Lavrov says US invited to Syria talks in Astana

Lavrov says US invited to Syria talks in Astana

Lavrov says US invited to Syria talks in Astana

AFP photo

Russia has invited the U.S. to take part in the upcoming intra-Syrian talks in the Kazakh capital of Astana on Jan. 23, Russian Foreign Minister Sergei Lavrov said on Jan. 19. 

“The U.S. have already been invited,” Lavrov told reporters in Moscow, according to state-run Anadolu Agency. 

Previously, Lavrov had said invitations for the talks in Astana had been sent, but the participant list would only become clear after official replies

On Jan. 19, Russian Deputy Foreign Minister Mikhail Bogdanov met John Tefft, U.S. ambassador to Russia to discuss the Syrian crisis as well as the Astana talks, the Foreign Ministry said. 

Negotiations between the Syrian government and opposition negotiators to reach a political solution to the six-year war in Syria are due to begin on Jan. 23. 

Following last month’s Syria cease-fire deal, brokered by Turkey and Russia, the Astana meeting comes as part of ongoing efforts by the two countries to promote a political solution in war-torn Syria. 

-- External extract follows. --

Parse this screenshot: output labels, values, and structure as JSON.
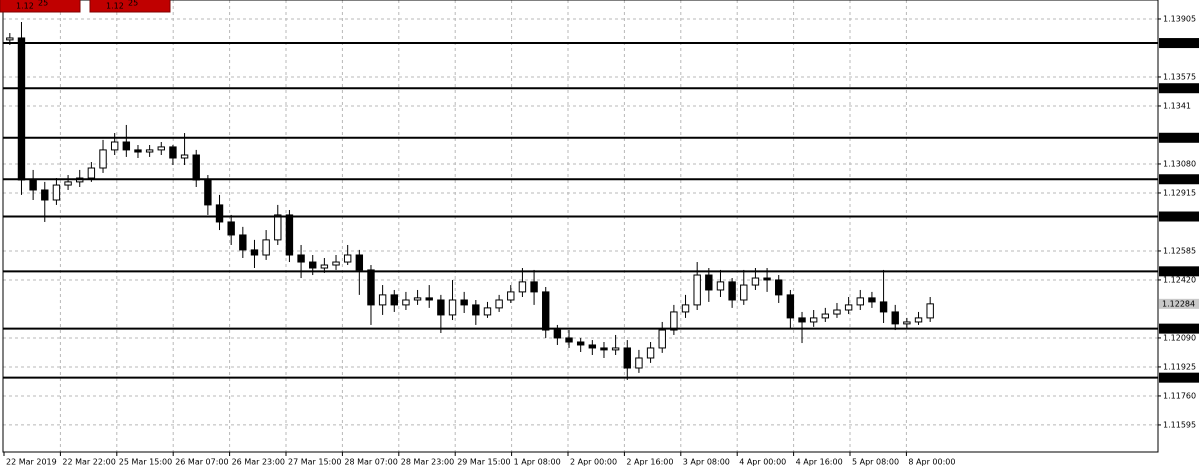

The United Nations’ peace envoy for Syria, Staffan de Mistura, will attend the Astana talks, the U.N. spokesman Stephane Dujarric said on Jan. 19.

U.N. Secretary-General Antonio Guterres asked de Mistura to attend “in light of the complexity and importance of the issues likely to be raised in Astana, and of the senior level at which the conveners of the meeting will be represented,” said Dujarric.

Guterres “is looking forward to the Astana meeting being a positive step, ahead of the resumption of intra-Syria negotiations in Geneva,” he added.

U.N.-brokered peace talks on Syria are due to resume in Geneva on Feb. 8.

Meanwhile, key rebel group Ahrar al-Sham said on Jan. 18 that it would not take part in the peace talks next week.

Ahrar al-Sham, which counts thousands of fighters in central and northern Syria, said it would not attend the Astana talks due to “the lack of implementation of the cease-fire” in force since Dec. 30, 2016 and ongoing Russian air strikes over Syria.

The Islamist faction was among the signatories of the cease-fire deal that does not include ISIL and Fateh al-Sham, which changed its name from the al-Nusra Front after breaking ties with al-Qaeda.

The truce, brokered by regime supporter Russia and rebel backer Turkey, has largely held across Syria although fighting has persisted in some areas.

Ahrar al-Sham cited “the regime’s offensive against our people in Wadi Barada”, an area 15 kilometers (10 miles) northwest of Damascus that is the capital’s main source of water, among its reasons for staying away from the talks.

The Syrian Observatory for Human Rights, a London-based war monitor, said Syrian government forces encircled the Wadi Barada region on Jan. 18. 

Forces loyal to Syrian President Bashar al-Assad cut the route between Wadi Barada and adjacent rebel-held territory in Qalamoun, according to the Observatory.

“After an advance from the north on Jan. 18, regime forces and allied fighters, primarily [Lebanese Shiite movement] Hezbollah, besieged Wadi Barada,” said Observatory head Rami Abdel Rahman.

He said around 20,000 people were in the area under siege.

Speaking to Japanese media, al-Assad said peace talks in the Kazakh capital will focus on enforcing a cessation of hostilities to allow aid access across the country.

“I believe that they will focus, in the beginning, and will prioritize, as we see it, reaching a ceasefire,” Assad told Japanese television channel TBS, according to excerpts released by his office, as reported by AFP.  

“This will be to protect people’s lives and allow humanitarian aid to reach various areas in Syria,” he said.